Now we can understand what the researchers accomplished: they showed how to forge a certificate corresponding to any address on the Web. For example, they can forge a certificate that allows themselves, or you, or me, or anybody, to impersonate amazon.com, or freedom-to-tinker.com, or maybe even fbi.gov. That is supposed to be impossible, for obvious reasons.

The forged certificates will say they were issued by a CA called “Equifax Secure Global eBusiness”, which is trusted by the major browsers. The forged certificates will be perfectly valid; but they will have been made by forgers, not by the Equifax CA.
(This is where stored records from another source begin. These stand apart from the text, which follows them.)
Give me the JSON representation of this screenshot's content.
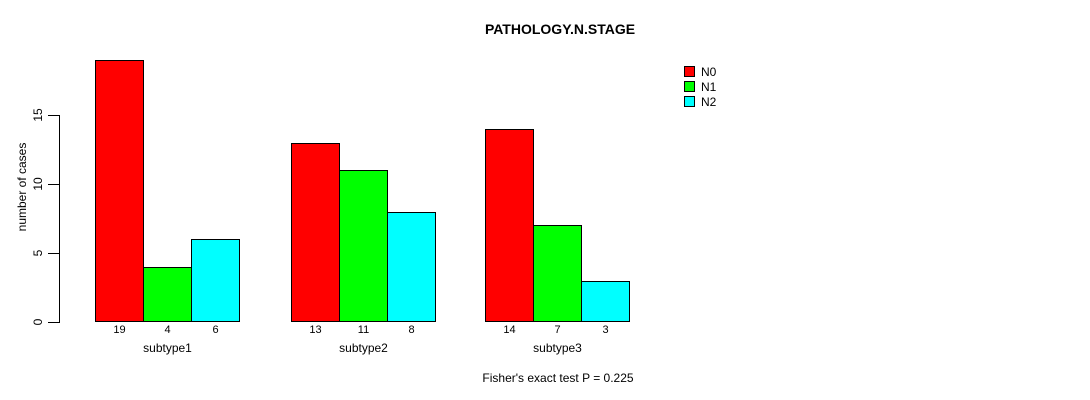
{
  "chart_data": {
    "type": "bar",
    "grouped": true,
    "title": "PATHOLOGY.N.STAGE",
    "xlabel": "",
    "ylabel": "number of cases",
    "categories": [
      "subtype1",
      "subtype2",
      "subtype3"
    ],
    "series": [
      {
        "name": "N0",
        "color": "#ff0000",
        "values": [
          19,
          13,
          14
        ]
      },
      {
        "name": "N1",
        "color": "#00ff00",
        "values": [
          4,
          11,
          7
        ]
      },
      {
        "name": "N2",
        "color": "#00ffff",
        "values": [
          6,
          8,
          3
        ]
      }
    ],
    "ylim": [
      0,
      19
    ],
    "yticks": [
      0,
      5,
      10,
      15
    ],
    "bar_value_labels": [
      [
        19,
        4,
        6
      ],
      [
        13,
        11,
        8
      ],
      [
        14,
        7,
        3
      ]
    ],
    "legend_position": "top-right",
    "grid": false,
    "annotation": "Fisher's exact test P = 0.225",
    "colors": {
      "background": "#ffffff",
      "axis": "#000000",
      "text": "#000000"
    }
  }
}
To do this, the researchers exploited a cryptographic weakness in one of the digital signature methods, “MD5 with RSA”, supported by the Equifax CA. The first step in this digital signature method is to compute the hash (strictly speaking, the cryptographic hash) of the certificate contents.

The hash is a short (128-bit) code that is supposed to be a kind of unique digest of the certificate contents. To be secure, the hash method has to have several properties, one of which is that it should be infeasible to find a collision, that is, to find two values A and B which have the same hash.

It was already known how to find collisions in MD5, but the researchers improved the existing collision-finding methods, so that they can now find two values R and F that have the same hash, where R is a “real” certificate that the CA will be willing to sign, and F is a forged certificate. This is deadly, because it means that a digital signature on R will also be a valid signature on F — so the attacker can ask the CA to sign the real certificate R, then copy the resulting signature onto F — putting a valid CA signature onto a certificate that the CA would never voluntarily sign.

To demonstrate this, the researchers created a forged certificate signed by the Equifax CA. For safety, they made the forged certificate expire in the past and point to a harmless site. But it’s clear from their description that they can forge a certificate for any site they want.

Whose fault is this? Partly it’s a consequence of problems with the MD5 hash method. It’s been known for a few years that MD5 is in the process of melting down, so prudent designers have been moving away from MD5, replacing it with newer, better hash methods. Similarly, prudent CAs should not be signing certificates that use MD5-based signature methods; instead they should insist on signature methods involving stronger hashes. The Equifax CA did not follow this precaution.

The problem can be fixed, for now, by having CAs refuse to create new MD5-based signatures. But this is a sobering reminder that the certification process that underlies web site authentication — a mechanism we all rely upon daily — is far from bulletproof.